Throughout the developed world more people live longer, whereas childbirth rates are relatively static or even falling. The result is that as time passes, there are more and more old people in society. Today’s young people, and in turn their children, will grow old in a society of increasingly old people. They will be part of a future in which most can expect to live past 100 years, and some will live much longer. That is our collective future, and it is also our personal future. Unless we are unlucky, we will all live a long time by historical standards, and for much of that time we will be old.

But what quality of life do old people have, and can improve it with ICT? The Q-Life research group has been looking into these questions for several years, largely supported by research funding from the European Union, and the work continues. Currently we are busy with the Senior-IT group in Åsele, as part of the PLACE-EE project. Our Swedish elderly users are trying out ideas and will be testing components and prototypes as the work progresses.

There is a mistaken idea that new ICT is for the young, and that old people are not interested. With our users we have found that this is simply not true. They are very interested, and ICT can improve their lives and wellbeing, if only it is introduced and applied in the right way.  Our users have become ambassadors for innovative technology and how it can be part of a better life for the elderly – for the future of all of us who will get older – in other words, for everyone!

What is Quality of Life?

Q-Life is dedicated to improving quality of life in relation to the use of information and communication technologies. Quality of life is not so easy to define – although most of us think it is important and probably have a feeling for what it means for us. It can be related to (some versions of) the ancient Greek ideal of eudaemonia, or “human flourishing”.

Q-Life’s view focuses on the experience of living, rather than more objective aspects such as income or education. Here we list some factors that we see as important for a good quality of life:

Health – According to the WHO[1]: “Health is a state of complete physical, mental and social well-being and not merely the absence of disease or infirmity.” A good quality of life implies maximising health in this sense, but including in the presence of disease and infirmity.

Happiness – There is a lot of current interest in positive psychology, which is more or less the scientific study and promotion of the feeling of happiness, and positive emotions are known to have beneficial effects on health. The broader sense of happiness – a state of subjective wellbeing – could be regarded as synonymous with a good quality of life. This is not merely the more narrowly defined emotion of feeling happy, but a “good life”.

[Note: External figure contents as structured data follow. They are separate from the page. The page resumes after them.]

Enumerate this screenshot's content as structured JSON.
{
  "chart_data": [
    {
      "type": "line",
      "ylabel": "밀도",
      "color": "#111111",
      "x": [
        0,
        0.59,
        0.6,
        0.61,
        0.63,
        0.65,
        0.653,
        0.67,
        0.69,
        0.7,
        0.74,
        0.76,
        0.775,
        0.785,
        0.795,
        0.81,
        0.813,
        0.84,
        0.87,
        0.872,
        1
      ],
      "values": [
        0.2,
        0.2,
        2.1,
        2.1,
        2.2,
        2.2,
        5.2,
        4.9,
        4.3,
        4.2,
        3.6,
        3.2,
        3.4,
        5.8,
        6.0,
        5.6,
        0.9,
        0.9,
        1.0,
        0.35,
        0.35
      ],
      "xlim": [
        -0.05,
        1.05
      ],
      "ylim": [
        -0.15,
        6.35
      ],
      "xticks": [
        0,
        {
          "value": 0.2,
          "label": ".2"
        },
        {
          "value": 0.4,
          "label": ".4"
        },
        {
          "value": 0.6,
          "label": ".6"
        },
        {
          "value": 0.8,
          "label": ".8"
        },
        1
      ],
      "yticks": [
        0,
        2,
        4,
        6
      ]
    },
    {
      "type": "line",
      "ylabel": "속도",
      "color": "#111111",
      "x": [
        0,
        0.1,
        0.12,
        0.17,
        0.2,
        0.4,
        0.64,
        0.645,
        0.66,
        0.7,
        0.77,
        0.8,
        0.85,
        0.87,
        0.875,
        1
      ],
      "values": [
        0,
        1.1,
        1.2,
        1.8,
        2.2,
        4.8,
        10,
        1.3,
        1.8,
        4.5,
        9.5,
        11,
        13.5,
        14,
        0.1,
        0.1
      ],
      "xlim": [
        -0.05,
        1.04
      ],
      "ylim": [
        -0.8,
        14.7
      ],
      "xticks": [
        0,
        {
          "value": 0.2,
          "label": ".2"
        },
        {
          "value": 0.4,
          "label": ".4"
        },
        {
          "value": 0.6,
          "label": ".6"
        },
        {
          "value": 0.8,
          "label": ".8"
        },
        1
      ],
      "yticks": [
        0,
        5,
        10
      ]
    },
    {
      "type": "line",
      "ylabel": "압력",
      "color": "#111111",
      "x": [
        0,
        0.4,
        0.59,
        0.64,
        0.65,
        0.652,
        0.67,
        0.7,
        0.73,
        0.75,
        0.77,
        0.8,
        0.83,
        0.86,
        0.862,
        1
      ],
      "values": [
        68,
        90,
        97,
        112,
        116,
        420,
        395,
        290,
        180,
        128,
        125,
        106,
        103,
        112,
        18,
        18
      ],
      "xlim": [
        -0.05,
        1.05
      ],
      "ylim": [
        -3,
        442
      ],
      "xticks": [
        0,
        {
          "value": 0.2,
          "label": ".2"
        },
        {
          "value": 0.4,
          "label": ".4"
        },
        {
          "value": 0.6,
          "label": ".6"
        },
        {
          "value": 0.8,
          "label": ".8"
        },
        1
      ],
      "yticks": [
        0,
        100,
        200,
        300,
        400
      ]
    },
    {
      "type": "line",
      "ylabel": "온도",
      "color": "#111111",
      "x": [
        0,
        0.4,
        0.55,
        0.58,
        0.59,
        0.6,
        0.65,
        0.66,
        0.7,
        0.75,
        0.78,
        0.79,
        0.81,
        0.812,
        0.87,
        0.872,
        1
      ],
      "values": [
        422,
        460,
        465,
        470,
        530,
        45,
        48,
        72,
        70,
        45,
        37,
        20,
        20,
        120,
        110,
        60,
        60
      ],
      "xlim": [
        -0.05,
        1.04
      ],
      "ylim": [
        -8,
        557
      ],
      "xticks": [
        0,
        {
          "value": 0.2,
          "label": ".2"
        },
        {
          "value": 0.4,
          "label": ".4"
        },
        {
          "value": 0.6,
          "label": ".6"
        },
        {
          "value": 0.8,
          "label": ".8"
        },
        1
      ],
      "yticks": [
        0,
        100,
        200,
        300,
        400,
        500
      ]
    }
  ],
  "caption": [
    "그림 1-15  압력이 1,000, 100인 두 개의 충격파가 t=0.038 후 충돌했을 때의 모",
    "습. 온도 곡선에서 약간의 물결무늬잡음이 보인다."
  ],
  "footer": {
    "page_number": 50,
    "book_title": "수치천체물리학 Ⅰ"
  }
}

Social engagement – We should be engaged with others in the way and to the degree that suits our personality, usually in a variety of ways and types of situation. This is sometimes described as a feeling of social belonging, or of not being isolated from others.

Self-fulfilment – We should live in a way that allows us to do things we find fulfilling and enjoyable, that is, to achieve personal goals and realize aspirations.

Self-transcendence – This refers to some aspect of being alive that involves an experience of something beyond our individual existence. Perhaps a “spiritual” feeling we get from being in nature, or from meditation, or a system of religious beliefs, or something we get listening to music.

Self-sustaining – A good quality of life supports continued living with a good quality of life. This is closely related to the concept of “successful ageing” – and we are all ageing.

Factors relating to the person, activities and the environment


[1] Preamble to the Constitution of the World Health Organization as adopted by the International Health Conference, New York, 19-22 June, 1946; signed on 22 July 1946 by the representatives of 61 States (Official Records of the World Health Organization, no. 2, p. 100) and entered into force on 7 April 1948.